Sen. Craig Barshinger suggested the personal watercraft industry follow the lead of the diving industry and develop what is called a resort course, a short course of about a half hour that allows people to dive safely.
Meyer pointed out that although Planning and Natural Resources has enforcement powers, when he calls the department because he sees someone violating boating safety laws, no one shows up.
Francis responded by asking the senators to come up with more money so the department could hire more enforcement officers.
She said the department needs 15 more on each island.
Planning and Natural Resources spokesman Jamal Nielsen later said that the enforcement division currently has four on St. Thomas-St. John and six on St. Croix, with four currently studying to become Planning and Natural Resources law enforcement officers.
A few senators mentioned that only three people showed up to testify – Meyer, Francis and Urel Rogers, who owns AR Watercraft at Coki Point. However, several sent letters pointing out flaws in the bill.
In discussing the electric personal assistive mobility devices, Barshinger explained that a St. Thomas company wants to operate tours using the devices.
"Tourism is important to us," said Barshinger, who sponsored the bill. "We'd like to have the same level of exciting things to do as they do in St. Maarten."
The St. Thomas company Caribbean Segway Tours operates tours on St. Maarten.
In response to remarks from Sen. Celestino White that the devices should be licensed like vehicles and operators required to have a driver's license, Barshinger said the devices are closest in concept to electric wheelchairs.
"Except you stand on it and it belongs on a sidewalk," he said.

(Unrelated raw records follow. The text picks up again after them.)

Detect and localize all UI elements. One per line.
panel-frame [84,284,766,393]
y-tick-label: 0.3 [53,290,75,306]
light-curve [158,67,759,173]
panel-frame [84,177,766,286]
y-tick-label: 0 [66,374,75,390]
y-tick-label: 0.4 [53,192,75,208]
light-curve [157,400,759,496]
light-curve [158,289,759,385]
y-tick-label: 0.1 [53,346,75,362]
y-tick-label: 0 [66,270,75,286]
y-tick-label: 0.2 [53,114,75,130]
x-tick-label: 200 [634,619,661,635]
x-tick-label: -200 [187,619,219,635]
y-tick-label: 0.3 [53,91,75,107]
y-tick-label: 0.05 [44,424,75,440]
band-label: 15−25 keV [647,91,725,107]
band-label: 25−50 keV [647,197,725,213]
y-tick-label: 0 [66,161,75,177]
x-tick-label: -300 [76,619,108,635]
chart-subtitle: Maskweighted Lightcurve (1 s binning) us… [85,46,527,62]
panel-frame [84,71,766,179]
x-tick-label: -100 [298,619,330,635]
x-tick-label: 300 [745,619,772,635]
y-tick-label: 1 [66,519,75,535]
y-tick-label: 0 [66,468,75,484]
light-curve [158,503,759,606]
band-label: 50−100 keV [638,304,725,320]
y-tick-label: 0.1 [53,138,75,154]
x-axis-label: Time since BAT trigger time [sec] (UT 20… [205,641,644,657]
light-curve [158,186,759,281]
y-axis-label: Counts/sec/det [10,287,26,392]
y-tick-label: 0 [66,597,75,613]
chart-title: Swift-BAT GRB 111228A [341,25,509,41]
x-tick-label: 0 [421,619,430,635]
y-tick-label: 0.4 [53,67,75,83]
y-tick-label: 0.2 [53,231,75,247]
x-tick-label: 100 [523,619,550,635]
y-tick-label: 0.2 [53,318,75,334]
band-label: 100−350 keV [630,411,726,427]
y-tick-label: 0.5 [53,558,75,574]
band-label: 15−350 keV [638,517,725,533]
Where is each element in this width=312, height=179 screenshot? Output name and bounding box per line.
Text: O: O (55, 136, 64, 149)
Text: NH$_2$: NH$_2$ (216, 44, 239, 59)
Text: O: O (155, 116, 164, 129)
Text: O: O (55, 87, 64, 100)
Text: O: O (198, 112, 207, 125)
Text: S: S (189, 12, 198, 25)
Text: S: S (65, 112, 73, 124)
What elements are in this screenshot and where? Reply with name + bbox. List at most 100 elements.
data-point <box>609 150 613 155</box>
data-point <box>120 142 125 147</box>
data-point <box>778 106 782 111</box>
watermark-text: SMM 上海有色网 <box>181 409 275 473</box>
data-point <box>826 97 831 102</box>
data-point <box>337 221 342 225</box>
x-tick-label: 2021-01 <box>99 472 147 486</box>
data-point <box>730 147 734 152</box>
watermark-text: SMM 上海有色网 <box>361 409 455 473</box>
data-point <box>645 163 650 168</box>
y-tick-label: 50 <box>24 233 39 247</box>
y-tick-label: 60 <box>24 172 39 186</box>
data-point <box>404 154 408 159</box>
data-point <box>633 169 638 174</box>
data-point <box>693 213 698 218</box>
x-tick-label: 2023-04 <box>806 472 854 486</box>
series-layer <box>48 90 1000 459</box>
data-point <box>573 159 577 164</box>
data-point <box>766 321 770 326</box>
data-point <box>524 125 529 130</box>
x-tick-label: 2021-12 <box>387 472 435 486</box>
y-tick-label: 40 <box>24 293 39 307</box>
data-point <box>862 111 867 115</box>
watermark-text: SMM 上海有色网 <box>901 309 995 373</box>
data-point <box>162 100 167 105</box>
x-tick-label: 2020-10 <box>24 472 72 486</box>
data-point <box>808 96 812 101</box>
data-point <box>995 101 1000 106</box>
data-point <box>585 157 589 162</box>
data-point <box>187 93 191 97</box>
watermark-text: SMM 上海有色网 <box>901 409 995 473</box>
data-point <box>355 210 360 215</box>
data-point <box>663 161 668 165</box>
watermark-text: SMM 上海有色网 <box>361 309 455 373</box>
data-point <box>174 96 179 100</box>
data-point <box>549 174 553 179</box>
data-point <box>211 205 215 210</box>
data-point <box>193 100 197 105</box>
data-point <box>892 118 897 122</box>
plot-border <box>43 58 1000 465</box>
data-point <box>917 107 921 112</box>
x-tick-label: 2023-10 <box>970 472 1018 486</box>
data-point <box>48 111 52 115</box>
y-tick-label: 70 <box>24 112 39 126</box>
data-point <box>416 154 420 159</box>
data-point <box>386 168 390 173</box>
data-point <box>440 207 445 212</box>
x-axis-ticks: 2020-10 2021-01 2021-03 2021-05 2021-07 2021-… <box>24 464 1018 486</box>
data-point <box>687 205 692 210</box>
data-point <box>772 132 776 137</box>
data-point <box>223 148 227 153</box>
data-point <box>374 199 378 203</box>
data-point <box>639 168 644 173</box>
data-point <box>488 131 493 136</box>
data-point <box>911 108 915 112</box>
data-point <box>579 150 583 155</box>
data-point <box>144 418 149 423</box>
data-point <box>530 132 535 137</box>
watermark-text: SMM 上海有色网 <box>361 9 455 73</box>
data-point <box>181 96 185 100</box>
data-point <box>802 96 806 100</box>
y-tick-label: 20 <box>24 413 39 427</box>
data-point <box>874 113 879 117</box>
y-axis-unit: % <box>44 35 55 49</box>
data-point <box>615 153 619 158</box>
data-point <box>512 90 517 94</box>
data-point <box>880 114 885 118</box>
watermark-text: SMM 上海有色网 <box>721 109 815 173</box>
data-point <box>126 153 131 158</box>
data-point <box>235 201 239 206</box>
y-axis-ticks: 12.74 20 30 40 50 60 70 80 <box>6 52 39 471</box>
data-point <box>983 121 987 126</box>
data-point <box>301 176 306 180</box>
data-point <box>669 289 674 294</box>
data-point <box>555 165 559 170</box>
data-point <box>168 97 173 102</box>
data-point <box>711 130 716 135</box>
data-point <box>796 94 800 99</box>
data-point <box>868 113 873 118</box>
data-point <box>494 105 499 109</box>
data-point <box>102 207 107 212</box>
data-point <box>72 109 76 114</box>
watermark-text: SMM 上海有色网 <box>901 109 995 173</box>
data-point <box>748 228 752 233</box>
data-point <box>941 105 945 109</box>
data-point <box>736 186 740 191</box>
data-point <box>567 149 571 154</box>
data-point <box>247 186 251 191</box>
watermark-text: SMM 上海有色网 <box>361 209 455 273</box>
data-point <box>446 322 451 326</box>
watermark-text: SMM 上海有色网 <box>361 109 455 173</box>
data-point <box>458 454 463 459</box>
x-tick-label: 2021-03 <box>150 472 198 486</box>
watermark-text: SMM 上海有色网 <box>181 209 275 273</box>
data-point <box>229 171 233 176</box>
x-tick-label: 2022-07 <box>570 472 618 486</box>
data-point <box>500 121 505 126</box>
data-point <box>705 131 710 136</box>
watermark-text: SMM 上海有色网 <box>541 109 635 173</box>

St. Thomas attorney Leigh F. Goldman, who represented Caribbean Segway Tours, said the devices mimic upright walking. He said they each take up just a little more space than one person, and "are intended to be used as a pedestrian device."
Committee members attending the meeting included Nelson, committee chairman Sen. Ronald Russell, Sen. Pedro Encarnacion, Sen. Juan Figueroa Serville, Sen. Louis P. Hill. Absent were Sen. Lorraine Berry and Sen. Roosevelt David.
Sen. Liston Davis, Barshinger, Richards and White and also attended the meeting.